- Australian Netflix and Stan subscribers may soon be forced to pay an additional amount to enjoy their favorite streaming services.
- The proposal that was sent to 50 service providers is asking for their feedback, so it may change in the future.
- Right now, it’s unknown how much ISPs would charge for a ‘streaming services tax’.
According to the Commsday news platform, the Australian broadband access network provider (NBN Co) has sent a proposal to its partners, asking them their take on a possible ‘streaming services tax.’ Not all data on the Internet is created equal, and NBN Co believes that different types of data should be charged differently as well. That said, they are urging service providers in the country like Telstra, TPG, and Optus to consider if charging Netflix, Stan, and Disney+ subscribers an additional amount would be feasible.

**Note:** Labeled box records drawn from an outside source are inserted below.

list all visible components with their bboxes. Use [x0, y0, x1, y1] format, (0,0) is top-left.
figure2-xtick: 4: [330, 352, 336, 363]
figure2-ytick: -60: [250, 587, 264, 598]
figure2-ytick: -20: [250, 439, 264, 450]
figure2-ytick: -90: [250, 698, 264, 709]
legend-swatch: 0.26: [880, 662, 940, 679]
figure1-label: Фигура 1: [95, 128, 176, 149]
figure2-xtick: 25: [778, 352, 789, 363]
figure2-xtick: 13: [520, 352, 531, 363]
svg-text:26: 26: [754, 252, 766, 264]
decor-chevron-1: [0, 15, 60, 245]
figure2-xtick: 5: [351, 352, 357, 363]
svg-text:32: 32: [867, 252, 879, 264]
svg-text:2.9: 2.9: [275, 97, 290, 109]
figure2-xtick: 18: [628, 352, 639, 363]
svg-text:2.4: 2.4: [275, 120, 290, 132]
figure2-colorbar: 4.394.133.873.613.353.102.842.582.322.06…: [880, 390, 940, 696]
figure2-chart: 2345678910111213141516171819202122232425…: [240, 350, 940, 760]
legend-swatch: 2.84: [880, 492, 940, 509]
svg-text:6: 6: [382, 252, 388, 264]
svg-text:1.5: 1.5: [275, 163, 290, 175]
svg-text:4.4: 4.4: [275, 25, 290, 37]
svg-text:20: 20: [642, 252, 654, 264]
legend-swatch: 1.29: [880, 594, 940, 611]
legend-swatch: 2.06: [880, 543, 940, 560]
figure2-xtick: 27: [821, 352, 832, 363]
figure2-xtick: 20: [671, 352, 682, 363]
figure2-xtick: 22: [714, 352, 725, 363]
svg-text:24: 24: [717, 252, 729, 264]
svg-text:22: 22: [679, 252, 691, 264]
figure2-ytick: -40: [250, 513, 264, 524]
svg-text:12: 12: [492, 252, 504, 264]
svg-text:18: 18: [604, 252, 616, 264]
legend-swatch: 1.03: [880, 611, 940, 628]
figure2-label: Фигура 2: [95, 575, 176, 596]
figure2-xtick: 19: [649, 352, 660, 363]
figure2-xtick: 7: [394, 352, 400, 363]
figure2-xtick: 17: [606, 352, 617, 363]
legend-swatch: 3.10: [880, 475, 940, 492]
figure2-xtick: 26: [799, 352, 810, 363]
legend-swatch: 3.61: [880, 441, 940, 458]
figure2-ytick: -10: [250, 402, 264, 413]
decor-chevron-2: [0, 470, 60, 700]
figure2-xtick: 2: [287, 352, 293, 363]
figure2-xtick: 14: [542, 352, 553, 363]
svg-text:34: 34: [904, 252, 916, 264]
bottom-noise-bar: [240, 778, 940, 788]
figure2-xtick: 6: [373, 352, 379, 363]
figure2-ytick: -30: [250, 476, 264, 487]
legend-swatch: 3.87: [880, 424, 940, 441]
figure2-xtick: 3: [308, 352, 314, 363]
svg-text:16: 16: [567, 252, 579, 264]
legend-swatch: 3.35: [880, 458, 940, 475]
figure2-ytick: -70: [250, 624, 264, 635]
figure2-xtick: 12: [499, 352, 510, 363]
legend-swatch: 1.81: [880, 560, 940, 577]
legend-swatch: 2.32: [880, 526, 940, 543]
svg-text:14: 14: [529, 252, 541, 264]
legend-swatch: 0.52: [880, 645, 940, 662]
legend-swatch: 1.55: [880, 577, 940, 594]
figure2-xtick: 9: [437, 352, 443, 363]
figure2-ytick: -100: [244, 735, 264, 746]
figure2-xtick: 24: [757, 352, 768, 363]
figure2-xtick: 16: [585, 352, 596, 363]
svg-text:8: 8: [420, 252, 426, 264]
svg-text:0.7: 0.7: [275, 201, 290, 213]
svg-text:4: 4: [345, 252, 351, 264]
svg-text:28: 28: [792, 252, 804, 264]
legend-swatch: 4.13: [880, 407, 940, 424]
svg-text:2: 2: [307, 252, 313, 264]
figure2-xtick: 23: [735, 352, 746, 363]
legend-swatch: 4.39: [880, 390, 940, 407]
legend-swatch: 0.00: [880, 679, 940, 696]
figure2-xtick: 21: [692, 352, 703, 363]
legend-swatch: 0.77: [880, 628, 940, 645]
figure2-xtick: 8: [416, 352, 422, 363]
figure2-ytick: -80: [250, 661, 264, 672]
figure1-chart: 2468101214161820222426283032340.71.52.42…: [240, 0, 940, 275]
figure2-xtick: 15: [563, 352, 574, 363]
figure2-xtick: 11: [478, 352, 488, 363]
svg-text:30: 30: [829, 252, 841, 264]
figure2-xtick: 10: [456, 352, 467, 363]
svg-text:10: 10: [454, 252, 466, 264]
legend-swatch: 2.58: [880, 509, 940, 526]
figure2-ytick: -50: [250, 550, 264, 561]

The proposal was sent to 50 retail service providers so that a comprehensive feedback framework can be built from their responses. The main question that was addressed to the RSPs is the following: “Would your organization support the development of a price response whereby charging of streaming video could be differentiated from the charging of other traffic/services? Would your organization be likely to productize such a mechanism if developed by NBN?”
The number of Netflix subscribers in Australia has increased to about 11.2 million users, while Stan counts another 2.6 million people. Other services such as YouTube Premium and Amazon Prime also maintain userbases of notable size, with 1.25 million and 600 thousand users respectively. This means that the taxation of these services would affect many people in the country right now, and could possibly put a brake on the amazing growth that all of these services enjoy at the moment. The rise in the price, however, wouldn’t be the only reason for the Aussies to object to this new proposal.
Privacy is another sector that is going to take a blow if the proposal is accepted by the RPSs since the provider of the telecom infrastructure would then tap into the usage data of their customers. Right now, people can use their Internet connections and the data that comes and goes without having anyone monitoring what type of services they are using. Not many would happily give away this elementary form of privacy on how they choose to use their Internet connections.
Still, we’re at the stage of the formulation right now, and until the RSPs show what side they prefer to take on this matter, we will not be in a position assume anything definitive. It is likely though that the RSPs will not accept the proposal, not even as a generic framework for a revised version. Finally, consumer-rights organizations, like the ACCC who has been vocal on things that concern Internet usage, are expected to oppose this.